The vast majority of people spend most of their time indoors, whether working, relaxing or sleeping. So the quality of the air we breathe while indoors can have a huge impact on our health, well being, and productivity. There are a number of illnesses and complaints which can be traced back to poor indoor air quality, and too many people overlook these. It’s therefore important that we understand the root causes of poor quality indoor air, and what we can do to improve it.

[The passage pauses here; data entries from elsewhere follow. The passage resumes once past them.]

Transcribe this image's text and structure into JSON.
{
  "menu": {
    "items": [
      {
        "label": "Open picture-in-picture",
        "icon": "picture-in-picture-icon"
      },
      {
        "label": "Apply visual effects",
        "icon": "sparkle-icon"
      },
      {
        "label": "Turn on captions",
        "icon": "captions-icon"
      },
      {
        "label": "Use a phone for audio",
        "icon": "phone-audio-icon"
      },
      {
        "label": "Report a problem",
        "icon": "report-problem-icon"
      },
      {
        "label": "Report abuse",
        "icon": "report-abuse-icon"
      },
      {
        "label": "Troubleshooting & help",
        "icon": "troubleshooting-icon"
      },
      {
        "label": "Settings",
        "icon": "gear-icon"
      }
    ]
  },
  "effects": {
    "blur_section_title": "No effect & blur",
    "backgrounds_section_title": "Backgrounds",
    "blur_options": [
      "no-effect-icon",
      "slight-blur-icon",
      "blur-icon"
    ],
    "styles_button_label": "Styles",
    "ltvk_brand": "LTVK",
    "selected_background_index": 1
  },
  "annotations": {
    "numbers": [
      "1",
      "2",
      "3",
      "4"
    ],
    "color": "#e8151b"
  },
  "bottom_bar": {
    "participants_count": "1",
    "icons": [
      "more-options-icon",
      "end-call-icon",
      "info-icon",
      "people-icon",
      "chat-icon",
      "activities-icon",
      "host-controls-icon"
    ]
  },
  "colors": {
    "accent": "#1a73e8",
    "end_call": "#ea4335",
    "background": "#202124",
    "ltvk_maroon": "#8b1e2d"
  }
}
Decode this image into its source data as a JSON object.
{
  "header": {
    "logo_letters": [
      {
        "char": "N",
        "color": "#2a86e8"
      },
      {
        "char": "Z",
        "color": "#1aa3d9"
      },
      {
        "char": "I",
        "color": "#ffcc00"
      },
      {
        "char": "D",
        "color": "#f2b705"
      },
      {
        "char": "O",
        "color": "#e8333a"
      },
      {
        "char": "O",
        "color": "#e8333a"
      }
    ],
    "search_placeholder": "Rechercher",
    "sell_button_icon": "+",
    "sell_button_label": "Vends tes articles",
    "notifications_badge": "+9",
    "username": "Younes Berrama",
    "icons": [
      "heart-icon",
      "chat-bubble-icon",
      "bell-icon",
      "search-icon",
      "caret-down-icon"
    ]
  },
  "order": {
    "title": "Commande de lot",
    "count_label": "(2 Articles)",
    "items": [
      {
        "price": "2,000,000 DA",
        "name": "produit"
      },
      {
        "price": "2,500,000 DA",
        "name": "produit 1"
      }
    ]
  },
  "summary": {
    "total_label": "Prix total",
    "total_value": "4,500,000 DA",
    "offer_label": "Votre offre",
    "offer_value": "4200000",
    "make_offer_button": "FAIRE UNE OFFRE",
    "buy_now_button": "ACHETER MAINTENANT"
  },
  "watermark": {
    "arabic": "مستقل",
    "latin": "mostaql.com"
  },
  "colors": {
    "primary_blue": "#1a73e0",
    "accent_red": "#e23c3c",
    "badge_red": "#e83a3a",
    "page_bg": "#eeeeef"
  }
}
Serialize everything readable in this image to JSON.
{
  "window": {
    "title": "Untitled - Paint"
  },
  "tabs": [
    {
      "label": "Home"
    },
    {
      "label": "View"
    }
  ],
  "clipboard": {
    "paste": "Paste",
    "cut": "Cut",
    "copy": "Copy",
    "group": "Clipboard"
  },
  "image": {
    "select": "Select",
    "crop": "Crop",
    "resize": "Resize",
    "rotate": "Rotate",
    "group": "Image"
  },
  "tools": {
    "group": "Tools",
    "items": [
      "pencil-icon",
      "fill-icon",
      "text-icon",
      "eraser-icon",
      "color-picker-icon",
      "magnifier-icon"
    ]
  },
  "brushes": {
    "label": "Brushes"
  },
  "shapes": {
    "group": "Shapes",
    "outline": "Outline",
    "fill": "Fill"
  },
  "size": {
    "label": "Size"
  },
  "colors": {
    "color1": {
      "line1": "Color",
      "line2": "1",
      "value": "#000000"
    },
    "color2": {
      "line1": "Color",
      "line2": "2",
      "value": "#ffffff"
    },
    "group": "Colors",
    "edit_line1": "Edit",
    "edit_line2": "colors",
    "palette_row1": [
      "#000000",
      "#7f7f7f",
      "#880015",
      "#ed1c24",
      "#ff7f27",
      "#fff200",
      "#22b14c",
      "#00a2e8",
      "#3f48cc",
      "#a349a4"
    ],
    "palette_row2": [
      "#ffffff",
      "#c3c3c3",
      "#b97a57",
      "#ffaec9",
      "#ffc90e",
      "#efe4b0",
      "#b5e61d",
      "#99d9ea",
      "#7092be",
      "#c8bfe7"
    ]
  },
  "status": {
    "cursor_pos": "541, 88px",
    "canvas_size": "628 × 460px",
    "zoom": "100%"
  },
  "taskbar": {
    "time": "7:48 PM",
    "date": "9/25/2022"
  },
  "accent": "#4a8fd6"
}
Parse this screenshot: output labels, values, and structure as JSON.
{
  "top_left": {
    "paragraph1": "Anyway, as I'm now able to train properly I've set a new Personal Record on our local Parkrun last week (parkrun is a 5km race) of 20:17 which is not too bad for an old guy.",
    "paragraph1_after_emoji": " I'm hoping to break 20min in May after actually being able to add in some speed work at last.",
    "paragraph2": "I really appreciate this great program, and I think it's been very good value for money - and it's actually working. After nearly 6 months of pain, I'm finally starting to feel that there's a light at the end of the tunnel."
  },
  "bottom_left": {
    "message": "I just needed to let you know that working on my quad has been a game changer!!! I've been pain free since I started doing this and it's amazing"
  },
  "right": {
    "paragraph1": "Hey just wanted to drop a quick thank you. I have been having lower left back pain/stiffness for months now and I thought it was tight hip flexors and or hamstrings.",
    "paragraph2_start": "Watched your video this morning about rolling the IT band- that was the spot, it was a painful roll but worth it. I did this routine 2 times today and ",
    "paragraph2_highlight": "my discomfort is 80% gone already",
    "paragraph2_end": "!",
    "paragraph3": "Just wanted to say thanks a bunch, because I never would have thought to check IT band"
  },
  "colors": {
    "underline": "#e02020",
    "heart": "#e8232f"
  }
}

A report published by Cornell University in 2002 identified the primary causes of poor indoor air quality. These include:

• Microorganisms (such as dust mites and bacteria).

• Poor ventilation and inadequate fresh air.

• Tobacco smoke and oven fumes.

• Chemicals and pollutants from building materials.

• Contaminants which have been brought in from outside the building (industrial pollution from a nearby factory, for example).

Improving indoor air quality can be done by a simple three step process:

Step 1. Avoid high indoor emission rates for all pollutants.

Step 2. Ensure adequate ventilation.

Step 3. Use of air purifiers to clean and balance the indoor air quality.

Thankfully, there are solutions at hand in order to correct problems with ventilation and poor indoor air quality. Utilizing an air purifier can make a major difference in the quality of the air in the home or office. There are air purifiers available that are specially designed to help remove airborne bacteria and other particles, which in turn helps to prevent asthma and other serious respiratory problems. Sufferers of dust and mite allergies will particularly benefit from using such state of the art devices.